The Jeannette had been officially commissioned a U.S. Navy vessel on June 28. The ship carried a crew of 32, of who five men, including DeLong, a 1865 U.S. Naval Academy graduate, were attached to the U.S. Navy. DeLong had Arctic experience, having participated in the search for survivors of explorer Charles Francis Hall’s [4] failed 1872 Polaris expedition. The popular press frequently emphasized that the Jeannette effort was in fact a U.S. Navy enterprise “…a national work [that] will extend the geographical survey and topographical knowledge of the northern boundary in the interests of commerce and navigation.”
USS Jeanette in 1879 leaving from San Francisco
Naval Historical Center
On June 12, 1881, a little less than two years after leaving San Francisco, the Jeannette was crushed by ice and abandoned in the vicinity of the New Siberian Islands north of Russia, her mission unaccomplished. She sank the following day.

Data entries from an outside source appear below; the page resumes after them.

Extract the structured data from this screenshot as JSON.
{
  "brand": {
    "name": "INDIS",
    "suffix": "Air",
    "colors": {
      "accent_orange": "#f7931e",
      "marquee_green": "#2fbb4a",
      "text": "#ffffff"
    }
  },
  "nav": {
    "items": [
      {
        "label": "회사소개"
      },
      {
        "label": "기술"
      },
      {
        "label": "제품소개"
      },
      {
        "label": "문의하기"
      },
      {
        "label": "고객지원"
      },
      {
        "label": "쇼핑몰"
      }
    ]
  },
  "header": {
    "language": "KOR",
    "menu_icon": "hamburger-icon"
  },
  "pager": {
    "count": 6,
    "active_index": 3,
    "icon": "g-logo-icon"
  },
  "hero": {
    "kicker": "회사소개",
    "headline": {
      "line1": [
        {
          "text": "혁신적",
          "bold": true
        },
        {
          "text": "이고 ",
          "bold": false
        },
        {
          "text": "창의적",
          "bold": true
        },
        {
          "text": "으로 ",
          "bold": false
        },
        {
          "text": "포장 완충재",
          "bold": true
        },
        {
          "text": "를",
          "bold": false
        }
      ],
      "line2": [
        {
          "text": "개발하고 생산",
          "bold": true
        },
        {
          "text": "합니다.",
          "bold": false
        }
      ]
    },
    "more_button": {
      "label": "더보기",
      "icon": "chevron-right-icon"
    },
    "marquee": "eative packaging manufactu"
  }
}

View USS Jeanette [5] in a larger map
Survivors ultimately reached the Russian mainland but DeLong was not among them.
Originally buried in Siberia, DeLong and six shipmates were disinterred under Navy auspices, transported with military honors thousands of miles across Russia, Europe and the Atlantic and buried in Feb. 1885 in Woodlawn Cemetery in the Bronx, New York. An elaborate monument, “the Jeannette Memorial,” is located in the cemetery of the U.S. Naval Academy and carries the names of DeLong and those other shipmates who did not survive the expedition.